25 in 24: The Impossible Journey of 25 Shows in 24 Hours 2018
Distributed by Distributed by Passion River Films, 154 Mt. Bethel Rd., Warren, NJ 07059; 732-321-0711
Produced by Produced by Bobby Anderson and Chad Butler
Directed by Directed by Melody League
DVD, color, 88 min.
College - General Adult
Japan, Popular Culture, Music Trade, Singers
Date Entered: 07/10/2018
Reviewed by: Reviewed by Bryan J. Sajecki, University at Buffalo
25 in 24 is the story of one musician’s incredible dream; performing 25 times in only 24 hours. The dream and vision is that of Jon Foreman, the front man and guitarist from alternative rock band Switchfoot. The idea stemmed from Foreman’s tremendous urge to give back to the world around him and to embrace his local community, one song at a time.

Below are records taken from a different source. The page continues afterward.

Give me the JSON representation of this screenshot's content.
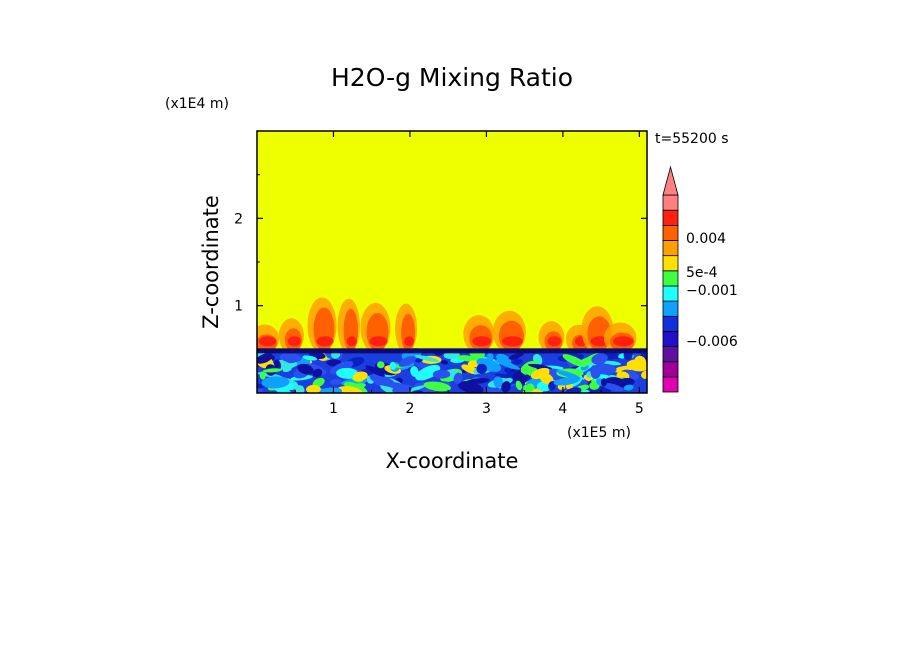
{
  "colors": {
    "background": "#ffffff",
    "field_above": "#eeff00",
    "colorbar": [
      "#e000b0",
      "#a0009a",
      "#6010a0",
      "#2010c8",
      "#1030e0",
      "#10a0ff",
      "#20ffff",
      "#40ff40",
      "#ffe000",
      "#ffa000",
      "#ff6000",
      "#ff2010",
      "#ff8080"
    ]
  },
  "chart_data": {
    "type": "heatmap",
    "title": "H2O-g Mixing Ratio",
    "xlabel": "X-coordinate",
    "ylabel": "Z-coordinate",
    "x_unit": "(x1E5 m)",
    "y_unit": "(x1E4 m)",
    "time_label": "t=55200 s",
    "xlim": [
      0,
      5.1
    ],
    "ylim": [
      0,
      3.0
    ],
    "x_ticks": [
      "1",
      "2",
      "3",
      "4",
      "5"
    ],
    "y_ticks": [
      "1",
      "2"
    ],
    "x_tick_values": [
      1,
      2,
      3,
      4,
      5
    ],
    "y_tick_values": [
      1,
      2
    ],
    "boundary_layer_top": 0.5,
    "colorbar": {
      "labels": [
        "0.004",
        "5e-4",
        "−0.001",
        "−0.006"
      ],
      "label_values": [
        0.004,
        0.0005,
        -0.001,
        -0.006
      ],
      "extend": "max"
    },
    "plumes": [
      0.1,
      0.45,
      0.85,
      1.2,
      1.55,
      1.95,
      2.9,
      3.3,
      3.85,
      4.2,
      4.45,
      4.75
    ]
  }
}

Throughout the film, Foreman displays his healthy obsession with music and finds ways to channel the rock n’ roll chaos to transcend age, race, background, and other boundaries. The man is oozing music out of his pores. Alongside his musical talents, his philosophies are marked with inspiration and positivity. The interviews with Foreman tell a story of a person trying to change the world with his ideals. Each venue in San Diego, California where he chose to perform, possesses some personal meaning for him. His bandmates, which are an evolving lineup for each performance, all volunteered their time because of their strong friendships with Jon and their appreciation of his vision.
The film is filled with beautiful shots of the Pacific Oceanside. Since the film takes place through a full day, the lighting changes throughout depending on the setting. The camera shots often employ soft filters and blurs to transition between interviews with the multitude of Foreman’s bandmates, people in the community, and the live performances. The transitions are also accompanied by Foreman’s music, giving each scene a life all its own.
This film will be a great addition to any high school or academic library, as it deals with something that is very easy to relate to—music. Foreman’s ideals regarding reality and using music as an escape are highly poignant. The documentary is as entertaining as it is inspiring, giving the viewer an intimate view into a musician’s mind. It would pair well with popular music classes or even sociological studies.